Remember learning to drive? Oh, the joy…
- Steely resolve as you nervously clutched the wheel, the front of the car peeking hesitantly out of the driveway.
- Hypervigilance on full display as you scanned busy streets for other cars, pedestrians, small dogs or other animals.
- Rabbit starts, riding the brake, forgetting to signal and all the drama that goes with not fully understanding what you’re doing, but making your best effort anyway.
We’ve all been there, and we all remember the classroom sessions where we had to memorize traffic signs, the elements of a dashboard and other things that became muscle memory at some point, but which required careful attention while first learning them.
And we likely all had one point hammered into our heads, above all the others, designed to keep us safe: defensive driving.
For anyone without a license or who — god forbid — has forgotten the meaning, insurer Geico provides a summary: “It’s about thinking ahead and anticipating hazards so you can avoid accidents before they happen.”
Good advice, and even better when it’s applied to management:
- What do you do if employee A wins the lottery and walks out the door with all the institutional knowledge about how to do X, Y and Z?
- How do you anticipate project needs before they get a chance to smack you in the head?
- Do you know whether the work you delegate is being done correctly?
- What do you do when the website goes down? How do you let your customers know?
The way to manage these risks is through defensive management: assume the best, but prepare for the worst.
- Employee A has probably documented how to do X, Y and Z, but check anyway well before they get a chance to walk.

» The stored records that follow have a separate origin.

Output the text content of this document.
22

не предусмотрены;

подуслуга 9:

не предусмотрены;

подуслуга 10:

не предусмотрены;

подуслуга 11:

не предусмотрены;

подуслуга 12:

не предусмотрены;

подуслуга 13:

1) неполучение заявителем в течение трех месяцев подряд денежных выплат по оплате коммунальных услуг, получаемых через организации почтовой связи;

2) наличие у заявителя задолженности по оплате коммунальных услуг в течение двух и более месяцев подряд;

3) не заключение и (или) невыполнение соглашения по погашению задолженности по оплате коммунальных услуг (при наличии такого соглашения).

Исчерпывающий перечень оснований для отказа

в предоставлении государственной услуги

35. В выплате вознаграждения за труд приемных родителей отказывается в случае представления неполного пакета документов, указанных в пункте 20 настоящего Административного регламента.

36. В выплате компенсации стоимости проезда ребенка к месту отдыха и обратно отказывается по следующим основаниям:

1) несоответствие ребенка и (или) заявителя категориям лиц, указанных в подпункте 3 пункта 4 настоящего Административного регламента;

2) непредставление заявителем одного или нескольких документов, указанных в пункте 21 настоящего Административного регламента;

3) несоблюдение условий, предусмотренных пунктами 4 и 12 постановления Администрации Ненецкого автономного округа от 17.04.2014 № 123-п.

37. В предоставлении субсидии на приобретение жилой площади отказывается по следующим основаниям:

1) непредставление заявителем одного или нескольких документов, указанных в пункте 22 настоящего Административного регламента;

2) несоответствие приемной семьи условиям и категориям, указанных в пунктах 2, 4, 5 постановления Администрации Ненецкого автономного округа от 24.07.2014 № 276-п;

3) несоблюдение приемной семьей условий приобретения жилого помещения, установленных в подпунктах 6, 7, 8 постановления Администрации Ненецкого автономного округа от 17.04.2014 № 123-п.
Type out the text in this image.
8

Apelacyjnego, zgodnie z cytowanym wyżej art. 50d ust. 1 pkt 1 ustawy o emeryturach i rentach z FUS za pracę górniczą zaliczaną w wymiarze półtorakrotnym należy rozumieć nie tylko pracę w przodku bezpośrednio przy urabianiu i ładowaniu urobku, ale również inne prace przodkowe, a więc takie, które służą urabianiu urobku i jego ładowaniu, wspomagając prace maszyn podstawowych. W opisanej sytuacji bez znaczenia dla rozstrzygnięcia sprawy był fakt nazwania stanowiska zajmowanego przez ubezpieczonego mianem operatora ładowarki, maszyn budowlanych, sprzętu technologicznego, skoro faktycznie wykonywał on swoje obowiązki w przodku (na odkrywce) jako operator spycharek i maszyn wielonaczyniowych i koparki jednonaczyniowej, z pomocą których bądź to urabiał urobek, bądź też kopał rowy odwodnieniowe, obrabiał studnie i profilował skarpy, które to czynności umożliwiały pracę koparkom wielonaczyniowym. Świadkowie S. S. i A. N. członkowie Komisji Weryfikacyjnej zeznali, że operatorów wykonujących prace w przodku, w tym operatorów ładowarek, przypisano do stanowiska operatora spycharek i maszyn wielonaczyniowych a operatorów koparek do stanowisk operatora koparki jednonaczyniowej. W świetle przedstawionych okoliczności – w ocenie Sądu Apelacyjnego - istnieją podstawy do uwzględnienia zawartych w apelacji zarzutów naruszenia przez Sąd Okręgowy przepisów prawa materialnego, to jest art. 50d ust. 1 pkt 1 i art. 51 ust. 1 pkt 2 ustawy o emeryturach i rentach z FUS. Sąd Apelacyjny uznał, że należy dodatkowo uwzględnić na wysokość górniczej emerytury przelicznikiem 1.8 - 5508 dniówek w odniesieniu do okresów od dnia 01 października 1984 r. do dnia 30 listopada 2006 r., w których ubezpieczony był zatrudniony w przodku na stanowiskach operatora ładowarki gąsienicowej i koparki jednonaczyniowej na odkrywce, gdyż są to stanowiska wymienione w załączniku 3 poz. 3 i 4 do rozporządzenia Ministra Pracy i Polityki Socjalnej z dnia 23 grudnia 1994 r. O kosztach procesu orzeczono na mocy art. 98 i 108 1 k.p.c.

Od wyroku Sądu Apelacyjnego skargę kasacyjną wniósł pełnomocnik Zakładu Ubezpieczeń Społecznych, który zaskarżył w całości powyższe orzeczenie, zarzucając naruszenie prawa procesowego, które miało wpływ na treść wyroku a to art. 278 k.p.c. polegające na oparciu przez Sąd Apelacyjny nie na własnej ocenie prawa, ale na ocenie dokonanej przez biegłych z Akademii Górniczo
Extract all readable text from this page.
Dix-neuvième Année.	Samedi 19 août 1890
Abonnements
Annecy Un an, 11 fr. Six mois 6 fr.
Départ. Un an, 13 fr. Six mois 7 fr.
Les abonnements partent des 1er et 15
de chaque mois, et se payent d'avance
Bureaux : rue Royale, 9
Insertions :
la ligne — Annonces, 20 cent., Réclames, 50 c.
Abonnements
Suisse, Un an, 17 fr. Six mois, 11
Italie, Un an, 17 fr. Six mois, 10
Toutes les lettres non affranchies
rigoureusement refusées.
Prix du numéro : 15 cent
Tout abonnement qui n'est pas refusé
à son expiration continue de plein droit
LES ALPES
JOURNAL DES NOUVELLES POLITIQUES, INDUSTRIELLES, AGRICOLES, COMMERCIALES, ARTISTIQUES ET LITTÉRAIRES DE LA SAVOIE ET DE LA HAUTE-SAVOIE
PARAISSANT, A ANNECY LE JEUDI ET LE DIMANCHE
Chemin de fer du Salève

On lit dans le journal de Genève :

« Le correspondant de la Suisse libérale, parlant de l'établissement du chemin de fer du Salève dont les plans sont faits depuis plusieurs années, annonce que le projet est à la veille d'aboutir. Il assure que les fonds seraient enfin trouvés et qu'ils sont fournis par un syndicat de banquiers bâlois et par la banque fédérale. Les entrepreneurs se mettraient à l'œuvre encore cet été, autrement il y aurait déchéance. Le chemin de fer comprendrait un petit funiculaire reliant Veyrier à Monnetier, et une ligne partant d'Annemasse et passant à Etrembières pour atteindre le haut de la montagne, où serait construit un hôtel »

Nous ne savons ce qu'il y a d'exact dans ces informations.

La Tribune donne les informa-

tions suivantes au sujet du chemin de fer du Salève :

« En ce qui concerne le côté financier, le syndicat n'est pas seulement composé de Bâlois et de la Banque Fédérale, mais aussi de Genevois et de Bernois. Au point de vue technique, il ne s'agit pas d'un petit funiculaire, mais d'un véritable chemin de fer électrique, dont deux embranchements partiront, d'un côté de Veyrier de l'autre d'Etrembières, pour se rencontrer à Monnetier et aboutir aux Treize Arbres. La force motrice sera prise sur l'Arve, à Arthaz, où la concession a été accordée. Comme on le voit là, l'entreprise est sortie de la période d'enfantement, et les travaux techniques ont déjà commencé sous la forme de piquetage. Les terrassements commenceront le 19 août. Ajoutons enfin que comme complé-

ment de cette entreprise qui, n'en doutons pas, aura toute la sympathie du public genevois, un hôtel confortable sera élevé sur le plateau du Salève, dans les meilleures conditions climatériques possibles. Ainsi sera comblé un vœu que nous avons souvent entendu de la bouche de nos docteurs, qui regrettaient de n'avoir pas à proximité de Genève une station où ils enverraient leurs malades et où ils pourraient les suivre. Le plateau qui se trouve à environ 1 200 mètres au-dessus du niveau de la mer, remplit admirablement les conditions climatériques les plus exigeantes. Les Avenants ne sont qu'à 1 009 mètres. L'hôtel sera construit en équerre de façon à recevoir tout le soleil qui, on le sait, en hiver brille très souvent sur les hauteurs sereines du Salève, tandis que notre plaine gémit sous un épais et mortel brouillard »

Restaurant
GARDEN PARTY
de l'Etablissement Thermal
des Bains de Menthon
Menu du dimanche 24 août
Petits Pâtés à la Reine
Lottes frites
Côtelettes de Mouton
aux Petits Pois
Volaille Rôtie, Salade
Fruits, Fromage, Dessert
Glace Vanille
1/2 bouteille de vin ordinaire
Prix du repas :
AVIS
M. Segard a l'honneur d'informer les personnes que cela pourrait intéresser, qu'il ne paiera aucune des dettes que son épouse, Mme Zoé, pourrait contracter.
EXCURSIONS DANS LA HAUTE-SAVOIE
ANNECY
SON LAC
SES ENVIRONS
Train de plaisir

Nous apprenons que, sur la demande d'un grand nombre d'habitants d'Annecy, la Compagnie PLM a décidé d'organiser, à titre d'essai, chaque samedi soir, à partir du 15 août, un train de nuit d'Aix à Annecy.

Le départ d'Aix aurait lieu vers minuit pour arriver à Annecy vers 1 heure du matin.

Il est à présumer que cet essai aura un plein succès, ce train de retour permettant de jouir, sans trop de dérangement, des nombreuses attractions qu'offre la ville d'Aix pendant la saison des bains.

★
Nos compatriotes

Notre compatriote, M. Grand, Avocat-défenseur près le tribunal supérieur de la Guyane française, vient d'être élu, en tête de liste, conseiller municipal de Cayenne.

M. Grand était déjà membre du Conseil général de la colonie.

- Make sure you’re connected to your manager and the powers that be: get a seat at the table where decisions are made, or at least get the minutes.
- Set up the necessary QA, including spot checking, peer review, and so on.
- Put a plan in place for how to switch servers, post a “temporarily out of service” message, etc.
A lot of defensive management boils down to documentation, risk management and project management:
- Do you have:
- A plan?
- A timeline?
- A mitigation strategy?
If not, there’s still time. Happy driving.